Was the US secretive 'ninja' missile used again in Syria Saturday?

Social media posts sought to link the strike to a series of other US attacks on al-Qaeda affiliates in northern Syria in which US drones have used such a weapon.

A motorbike burns after an airstrike in this screen grab taken from a social media video said to be taken in Idlib, Syria on July 16, 2019 (photo credit: WHITE HELMETS/SOCIAL MEDIA VIA REUTERS)
A motorbike burns after an airstrike in this screen grab taken from a social media video said to be taken in Idlib, Syria on July 16, 2019
(photo credit: WHITE HELMETS/SOCIAL MEDIA VIA REUTERS)
A man riding a motorcycle was hit by an alleged drone strike near the Syrian town of Al-Bab in the early morning hours of Saturday. His mangled body was seen on video near the side of a dusty road and the remains of his motorcycle had crashed on the other side. A second man may have been killed in the same airstrike. The attack was reported by Syrian activists as a drone strike.
The man’s identification card was found among his belongings and shown to the cameras. His name was allegedly Ahmed al-Darvis, although reports indicated this may have been a cover name or false identity. He was linked to Raqqa, the former ISIS capital, and was living in Akhtarin, a town north of Aleppo.
Social media posts sought to link the strike to a series of other US attacks on al-Qaeda affiliates in northern Syria in which US drones have used a secretive “ninja” weapon. This is the R9X, a version of the Hellfire missile that has its warhead removed and replaced with six swords. It slams into a car or person using the swords to kill but is incredibly accurate, rarely harming those near the target. The impact is not supposed to cause an explosion and thus cuts down on collateral damage.

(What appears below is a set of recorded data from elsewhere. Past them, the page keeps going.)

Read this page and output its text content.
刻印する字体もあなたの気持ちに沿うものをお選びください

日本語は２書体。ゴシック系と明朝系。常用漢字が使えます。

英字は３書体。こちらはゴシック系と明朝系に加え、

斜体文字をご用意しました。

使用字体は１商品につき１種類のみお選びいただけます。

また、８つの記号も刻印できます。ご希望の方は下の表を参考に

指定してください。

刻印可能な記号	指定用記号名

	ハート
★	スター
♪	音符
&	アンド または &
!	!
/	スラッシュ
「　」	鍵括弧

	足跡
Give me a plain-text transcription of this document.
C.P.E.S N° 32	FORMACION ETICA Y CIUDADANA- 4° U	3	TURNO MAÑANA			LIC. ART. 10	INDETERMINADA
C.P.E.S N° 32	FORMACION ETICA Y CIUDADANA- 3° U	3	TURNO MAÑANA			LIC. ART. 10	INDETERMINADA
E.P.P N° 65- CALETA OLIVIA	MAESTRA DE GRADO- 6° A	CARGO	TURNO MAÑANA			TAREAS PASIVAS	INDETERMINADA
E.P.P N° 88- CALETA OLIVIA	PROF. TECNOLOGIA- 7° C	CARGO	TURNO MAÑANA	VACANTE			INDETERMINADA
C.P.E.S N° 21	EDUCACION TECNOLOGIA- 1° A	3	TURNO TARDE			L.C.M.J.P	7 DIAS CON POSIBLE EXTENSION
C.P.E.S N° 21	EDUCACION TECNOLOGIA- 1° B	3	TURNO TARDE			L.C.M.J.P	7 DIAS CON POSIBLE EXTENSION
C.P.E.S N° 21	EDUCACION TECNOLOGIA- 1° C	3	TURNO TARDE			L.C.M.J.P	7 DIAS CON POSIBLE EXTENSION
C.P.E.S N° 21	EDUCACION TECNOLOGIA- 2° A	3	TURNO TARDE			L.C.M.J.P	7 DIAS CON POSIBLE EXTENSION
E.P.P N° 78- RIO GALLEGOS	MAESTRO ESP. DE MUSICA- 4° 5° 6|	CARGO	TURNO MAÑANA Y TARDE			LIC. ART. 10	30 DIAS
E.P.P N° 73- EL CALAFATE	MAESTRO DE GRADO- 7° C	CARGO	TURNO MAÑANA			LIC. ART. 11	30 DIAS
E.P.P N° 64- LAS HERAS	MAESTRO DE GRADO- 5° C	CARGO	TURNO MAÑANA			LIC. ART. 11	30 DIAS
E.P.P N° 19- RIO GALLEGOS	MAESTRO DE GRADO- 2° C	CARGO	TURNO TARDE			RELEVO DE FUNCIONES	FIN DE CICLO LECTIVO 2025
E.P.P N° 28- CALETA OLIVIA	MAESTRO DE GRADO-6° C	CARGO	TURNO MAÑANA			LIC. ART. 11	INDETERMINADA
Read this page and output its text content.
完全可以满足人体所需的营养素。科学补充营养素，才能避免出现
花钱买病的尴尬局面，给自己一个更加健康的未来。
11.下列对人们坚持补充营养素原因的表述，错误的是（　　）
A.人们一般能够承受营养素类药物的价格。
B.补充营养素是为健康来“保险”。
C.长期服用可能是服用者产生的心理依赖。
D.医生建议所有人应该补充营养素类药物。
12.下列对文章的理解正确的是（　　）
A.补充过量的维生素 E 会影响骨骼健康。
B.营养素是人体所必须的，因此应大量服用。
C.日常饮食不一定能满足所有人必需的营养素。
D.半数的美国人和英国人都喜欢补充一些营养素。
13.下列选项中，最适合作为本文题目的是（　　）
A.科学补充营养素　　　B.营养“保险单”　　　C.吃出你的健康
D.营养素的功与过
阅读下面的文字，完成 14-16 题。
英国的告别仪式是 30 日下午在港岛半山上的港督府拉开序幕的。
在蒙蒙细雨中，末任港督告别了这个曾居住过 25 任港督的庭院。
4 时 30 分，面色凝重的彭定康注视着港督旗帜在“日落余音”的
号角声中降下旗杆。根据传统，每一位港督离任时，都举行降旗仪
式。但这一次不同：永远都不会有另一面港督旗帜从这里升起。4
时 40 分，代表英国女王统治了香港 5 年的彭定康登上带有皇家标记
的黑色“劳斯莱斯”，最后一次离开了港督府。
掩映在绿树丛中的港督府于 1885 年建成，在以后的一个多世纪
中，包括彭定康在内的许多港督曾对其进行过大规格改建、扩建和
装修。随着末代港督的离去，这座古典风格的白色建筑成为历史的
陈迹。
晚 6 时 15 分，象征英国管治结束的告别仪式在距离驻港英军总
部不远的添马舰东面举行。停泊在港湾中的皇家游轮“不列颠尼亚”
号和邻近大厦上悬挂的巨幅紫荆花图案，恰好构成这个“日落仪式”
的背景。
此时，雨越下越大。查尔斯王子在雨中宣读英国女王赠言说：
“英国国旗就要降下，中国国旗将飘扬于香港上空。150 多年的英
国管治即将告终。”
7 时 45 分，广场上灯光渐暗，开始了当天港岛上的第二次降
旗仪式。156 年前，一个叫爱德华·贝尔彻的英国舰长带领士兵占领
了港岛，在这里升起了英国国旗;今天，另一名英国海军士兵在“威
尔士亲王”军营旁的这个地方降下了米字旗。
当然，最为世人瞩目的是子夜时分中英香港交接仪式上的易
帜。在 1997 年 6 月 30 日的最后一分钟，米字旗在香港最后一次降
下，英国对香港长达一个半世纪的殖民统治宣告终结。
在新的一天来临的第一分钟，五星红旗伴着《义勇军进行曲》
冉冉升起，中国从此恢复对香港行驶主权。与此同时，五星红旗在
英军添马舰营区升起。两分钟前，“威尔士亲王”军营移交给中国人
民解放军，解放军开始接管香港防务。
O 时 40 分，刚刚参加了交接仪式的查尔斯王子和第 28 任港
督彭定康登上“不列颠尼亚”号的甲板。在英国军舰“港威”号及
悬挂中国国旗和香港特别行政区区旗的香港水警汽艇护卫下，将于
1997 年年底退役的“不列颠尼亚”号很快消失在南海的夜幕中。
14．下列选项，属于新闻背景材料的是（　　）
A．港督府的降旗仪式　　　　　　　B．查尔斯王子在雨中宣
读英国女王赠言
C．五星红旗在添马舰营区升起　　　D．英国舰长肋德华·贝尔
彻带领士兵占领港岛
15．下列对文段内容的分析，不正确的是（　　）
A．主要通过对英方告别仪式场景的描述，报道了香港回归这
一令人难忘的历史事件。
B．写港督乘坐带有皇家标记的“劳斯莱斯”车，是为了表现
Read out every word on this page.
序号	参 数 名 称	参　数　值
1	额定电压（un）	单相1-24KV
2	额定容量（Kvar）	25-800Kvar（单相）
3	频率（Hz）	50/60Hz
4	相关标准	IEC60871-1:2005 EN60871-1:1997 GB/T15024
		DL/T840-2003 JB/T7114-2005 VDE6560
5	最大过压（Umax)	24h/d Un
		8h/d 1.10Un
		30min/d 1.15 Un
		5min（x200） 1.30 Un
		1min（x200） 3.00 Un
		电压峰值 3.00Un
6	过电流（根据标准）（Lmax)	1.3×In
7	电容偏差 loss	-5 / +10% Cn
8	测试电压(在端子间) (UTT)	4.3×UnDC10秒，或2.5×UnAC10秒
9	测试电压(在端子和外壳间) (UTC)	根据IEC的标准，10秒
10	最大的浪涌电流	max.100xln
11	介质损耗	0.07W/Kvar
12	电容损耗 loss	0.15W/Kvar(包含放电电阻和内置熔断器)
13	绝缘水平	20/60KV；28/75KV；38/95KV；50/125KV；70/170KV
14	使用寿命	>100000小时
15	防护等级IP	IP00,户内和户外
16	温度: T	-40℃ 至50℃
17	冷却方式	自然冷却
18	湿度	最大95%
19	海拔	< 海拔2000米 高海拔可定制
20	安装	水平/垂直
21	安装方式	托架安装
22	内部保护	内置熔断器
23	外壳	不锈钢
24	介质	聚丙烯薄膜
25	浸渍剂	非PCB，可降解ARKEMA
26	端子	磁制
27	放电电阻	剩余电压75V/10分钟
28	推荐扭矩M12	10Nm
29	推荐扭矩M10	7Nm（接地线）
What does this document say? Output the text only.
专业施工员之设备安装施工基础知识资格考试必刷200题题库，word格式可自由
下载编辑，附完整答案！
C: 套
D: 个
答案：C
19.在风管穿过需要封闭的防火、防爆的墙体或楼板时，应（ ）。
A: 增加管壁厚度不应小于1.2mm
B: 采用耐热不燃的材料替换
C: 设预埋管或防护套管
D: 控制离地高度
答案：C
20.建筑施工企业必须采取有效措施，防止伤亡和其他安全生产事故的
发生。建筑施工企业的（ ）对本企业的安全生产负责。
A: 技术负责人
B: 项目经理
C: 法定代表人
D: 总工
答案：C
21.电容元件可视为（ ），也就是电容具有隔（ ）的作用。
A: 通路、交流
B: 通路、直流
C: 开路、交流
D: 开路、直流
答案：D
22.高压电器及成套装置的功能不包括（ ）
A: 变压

New videos of the “ninja” weapon have been released showing three recovered versions of it. The weapons that were recovered have letters and numbers on them and say AGM R9X. This isn’t exactly clandestine then, since leaving the name on the missile doesn’t make it plausible to deny its existence. Reports last year already provided evidence about the weapon’s existence to US media, a kind of warning to the al-Qaeda and ISIS affiliates that this flying group of steak knives backed by 100 lbs of Hellfire missile was coming for them.

The gruesome remains of the target in Al-Bab show what this weapon can allegedly do. The other remains from a car earlier this month in Idlib also show that the occupant was eviscerated. The car was covered in blood on the inside. The killing of the motorcyclist would be at least the fourth incident using this weapon. However, there are questions about whether this was the same munition used or something else happened to the man on the motorcycle. Since the US doesn’t comment on these strikes it might be impossible to know.

What the US does comment on is other strikes it carries out against ISIS in Iraq. Washington recently carried out a strike on an ISIS hideout in Iraq's Nineveh plains. US-led coalition spokesman Myles Caggins tweeted that ISIS “remnants can’t hide. Daesh [ISIS] leaders are getting killed or captured leaving their lowly terrorist followers dazed & disillusioned," adding that the June 19 airstrike "blasted a ISIS hideout" there.